Les représentations qui sous-tendent les enjeux de cette hybridité tiennent probablement à différentes traditions. On peut songer à la recherche-action, à l’ingénierie sociale et, plus récemment, à la recherche-développement. Plus discrètement, la recherche impliquée peut également être mentionnée9. La forme réseau permet à ces sensibilités de converger sans prédominance d’une école particulière. Les différents Cahiers Ramau mettent en avant les mots-clés suivants : compétences, coordination, interprofessionnalité, action collective, expertise, gestion… Ces termes témoignent aussi bien de préoccupations institutionnelles d’administrations centrales que d’observations de mondes professionnels marqués par le pragmatisme. Nulle radicalité, en effet, mais plutôt la prise au sérieux de questions professionnelles des acteurs au travail. Et bien sûr des inflexions quant aux types de professionnels concernés. Probablement les rencontres sur les partenariats publics-privés (Élisabeth Campagnac) et sur le facility management (Michael Fenker) ont-elles mobilisé très largement des professionnels, mais les publications se sont alors déployées en dehors des Cahiers Ramau. Au fil des thématiques, les types de professionnels changent, bien entendu : milieux de l’aménagement, de la gestion des territoires, secteur associatif, mondes plus ou moins militants de la transition socio-énergétique… Le sujet de thèse d’Élise Macaire10 conduit par exemple à faire se rencontrer d’autres types de professionnels dans les arcanes de Ramau. Y a-t-il réellement une symétrie, un équilibre entre acteurs et chercheurs ? Probablement pas. On peut par exemple souligner que les acteurs sont présents dans des temps d’échange, mais que, dans les Cahiers Ramau, ils livrent plus facilement des témoignages que des articles en tant que tels.

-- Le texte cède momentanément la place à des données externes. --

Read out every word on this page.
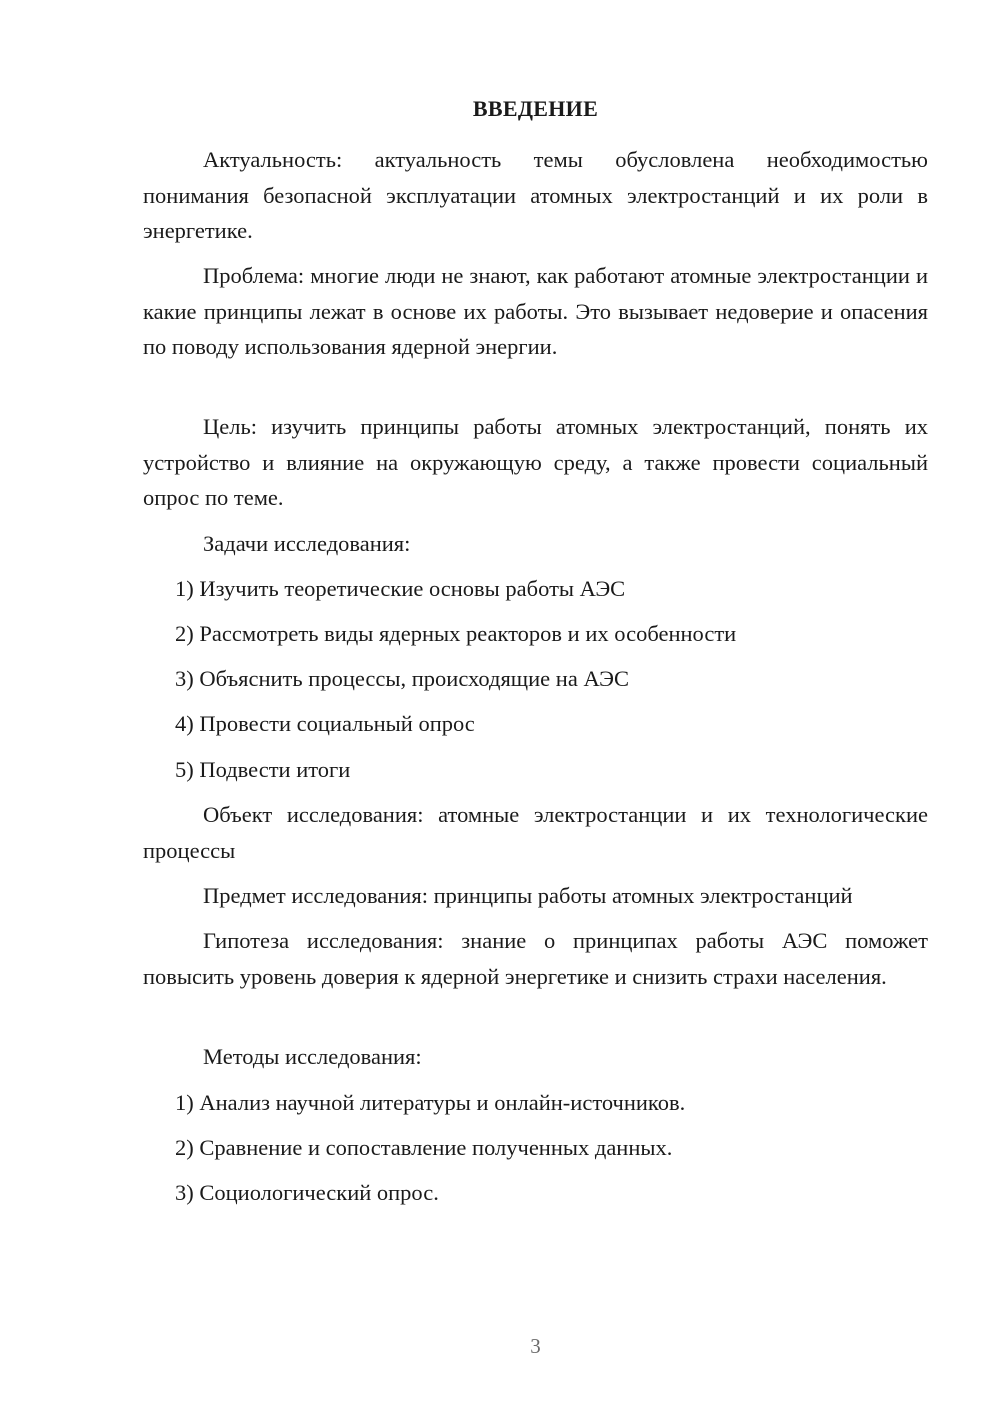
ВВЕДЕНИЕ

Актуальность: актуальность темы обусловлена необходимостью понимания безопасной эксплуатации атомных электростанций и их роли в энергетике.

Проблема: многие люди не знают, как работают атомные электростанции и какие принципы лежат в основе их работы. Это вызывает недоверие и опасения по поводу использования ядерной энергии.

Цель: изучить принципы работы атомных электростанций, понять их устройство и влияние на окружающую среду, а также провести социальный опрос по теме.

Задачи исследования:

1) Изучить теоретические основы работы АЭС
2) Рассмотреть виды ядерных реакторов и их особенности
3) Объяснить процессы, происходящие на АЭС
4) Провести социальный опрос
5) Подвести итоги

Объект исследования: атомные электростанции и их технологические процессы

Предмет исследования: принципы работы атомных электростанций

Гипотеза исследования: знание о принципах работы АЭС поможет повысить уровень доверия к ядерной энергетике и снизить страхи населения.

Методы исследования:

1) Анализ научной литературы и онлайн-источников.
2) Сравнение и сопоставление полученных данных.
3) Социологический опрос.
3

Qu’est-ce qui émerge, en comparaison, d’autres réseaux partageant pour partie les mêmes objectifs ? Impossible d’être exhaustif ici, mais ce sont les écarts et convergences qui aident à mieux situer le réseau Ramau. « Recherche-Habitat-Logement » a remplacé le réseau « socio-économie de l’habitat » évoqué dans le Cahier 1 : mutatis mutandis avec un ancrage notamment toulousain et une composition exclusive par des chercheurs. La visée est toutefois toujours de « favoriser les interactions et partenariats avec les acteurs professionnels ». Comme pour Ramau, ce réseau n’a pas une focalisation pointue, mais il vise à être un portail de travaux sur des questions qui touchent à l’habiter : le réseau des acteurs de l’habitat est mentionné (plutôt des professionnels, en l’occurrence), mais aussi des ateliers, journées et laboratoires, qui apportent clairement une connotation de recherche.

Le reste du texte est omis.